Comparison of birefringence signals and calcium transients in voltage‐clamped cut skeletal muscle fibres of the frog.

The characteristic features of birefringence and calcium transients were compared in voltage‐clamped cut skeletal muscle fibres: Birefringence signals were measured by introducing crossed polarizers above and below the fibres (+/‐ 45 degrees to the fibre axis) and using light of 790 nm. Calcium transients were monitored by the metallochromic indicator dye, Antipyrylazo III recording the changes in fibre absorbance at 720 nm. The dye entered the myoplasmic space by diffusion through the cut end. The early large birefringence signals, related to excitation‐contraction coupling had a time course similar to that of calcium transients. The two signals had superimposable onset but the change in optical retardation peaked later and declined more slowly than the calcium signal. Using depolarizing pulses with increasing amplitudes both transients showed the same voltage dependence in the rate of rise, the time‐to‐peak and the peak amplitude. Birefringence signals recorded at different voltages along the strength‐duration curve for contraction threshold had the same amplitudes and similar time constants for the falling phase comparable to the properties of the calcium transients.
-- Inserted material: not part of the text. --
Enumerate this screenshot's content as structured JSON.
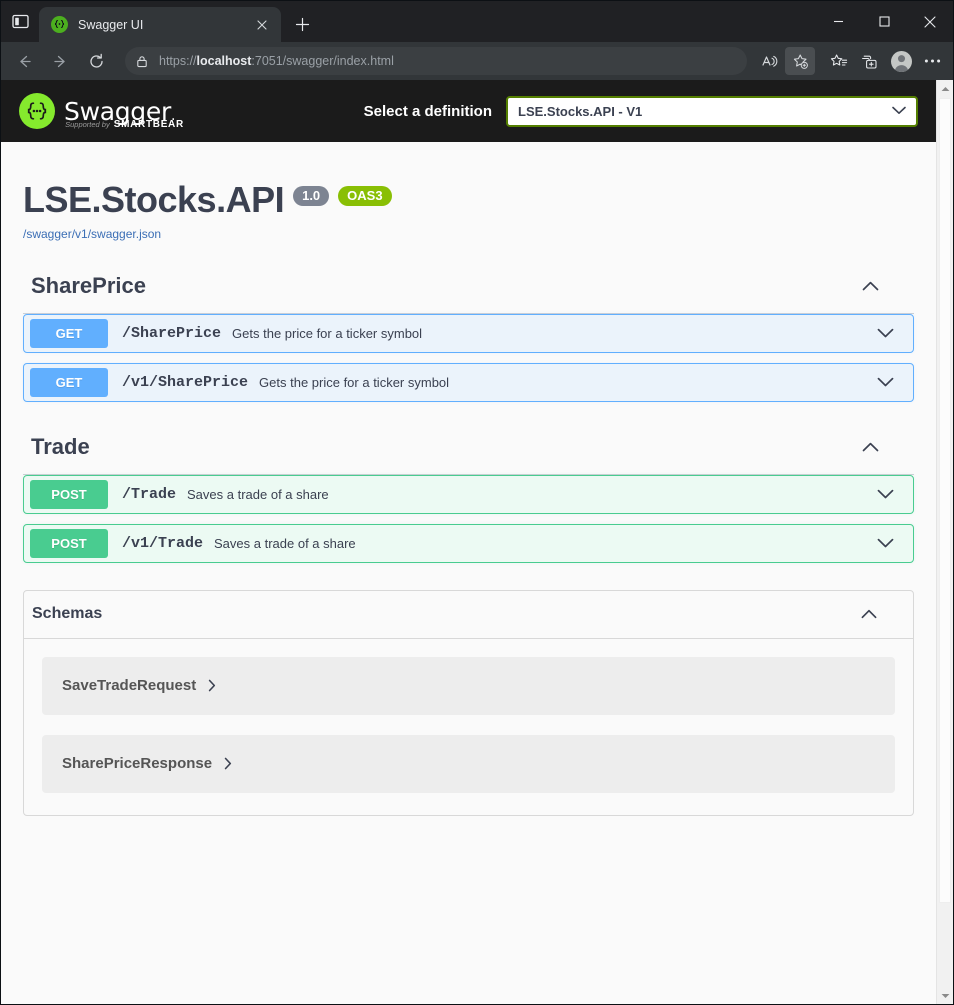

After applying dantrolene sodium both signals were reduced to the same extent. A shift in the contraction threshold was found towards more positive membrane potential values. The birefringence and calcium transients recorded at the new contraction threshold during the dantrolene treatment showed nearly the same size and time course as threshold transients obtained before the treatment. A subthreshold concentration of caffeine increased the peak amplitude of birefringence signals at a given voltage and decreased the latency of the signals. Birefringence transients at the new contraction threshold under caffeine were smaller than controls. Both effects are very similar to the changes in calcium transients due to caffeine treatment as previously reported. Consequently the voltage‐dependent properties of birefringence and calcium transients and their responses to caffeine and dantrolene treatment are nearly the same. These results support the view that the changes in optical retardation of the fibres reflect calcium bound to some sarcoplasmic binding site rather than a potential change of the sarcoplasmic reticulum.